ICD implantation for secondary prevention should be considered in high-risk SCAD patients presenting with cardiac arrest, given a 10-30% risk of recurrent SCAD.
Should implantable cardioverter-defibrillator (ICD) be used for secondary prevention in patients with spontaneous coronary artery dissection (SCAD) presenting with cardiac arrest?
For high-risk SCAD patients presenting with cardiac arrest, ICD implantation for secondary prevention should be considered due to the significant risk of recurrent SCAD and persistent underlying arteriopathy.

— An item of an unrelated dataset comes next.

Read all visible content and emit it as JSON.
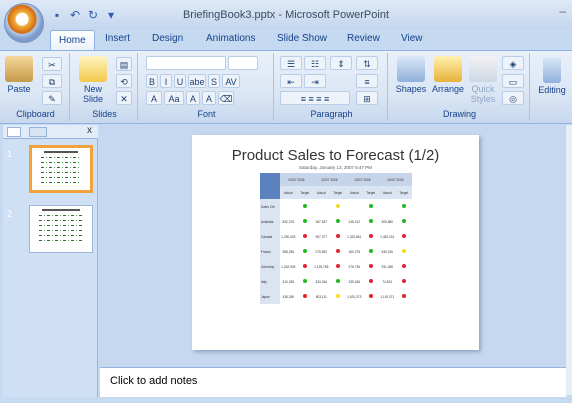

Spontaneous coronary artery dissection (SCAD) is an increasingly recognized cause of acute coronary syndrome (ACS), particularly in young women. A high-risk subset of these patients presents with cardiac arrest (CA), creating a profound clinical management dilemma. Current guidelines for secondary prevention with an implantable cardioverter-defibrillator (ICD) offer limited guidance for life-threatening ventricular arrhythmias (VA) secondary to putatively 'reversible' causes such as SCAD. This review critically analyzes the evidence for and against ICD implantation. While the observed rate of appropriate ICD therapy in SCAD survivors is low, the risk of recurrent SCAD is significant (10-30%). Although the acute dissection may heal, the underlying systemic arteriopathy represents a persistent, nonreversible substrate. Therefore, for a selected, high-risk cohort of SCAD patients presenting with CA, the event might be considered a marker for a durable arrhythmic substrate. In these cases, an ICD implantation for secondary prevention should be considered after a comprehensive risk assessment and shared decision-making.
Mugnai et al. (Fri,) conducted a review in Spontaneous coronary artery dissection (SCAD) presenting with cardiac arrest. Implantable cardioverter-defibrillator (ICD) was evaluated. ICD implantation for secondary prevention should be considered in high-risk SCAD patients presenting with cardiac arrest, given a 10-30% risk of recurrent SCAD.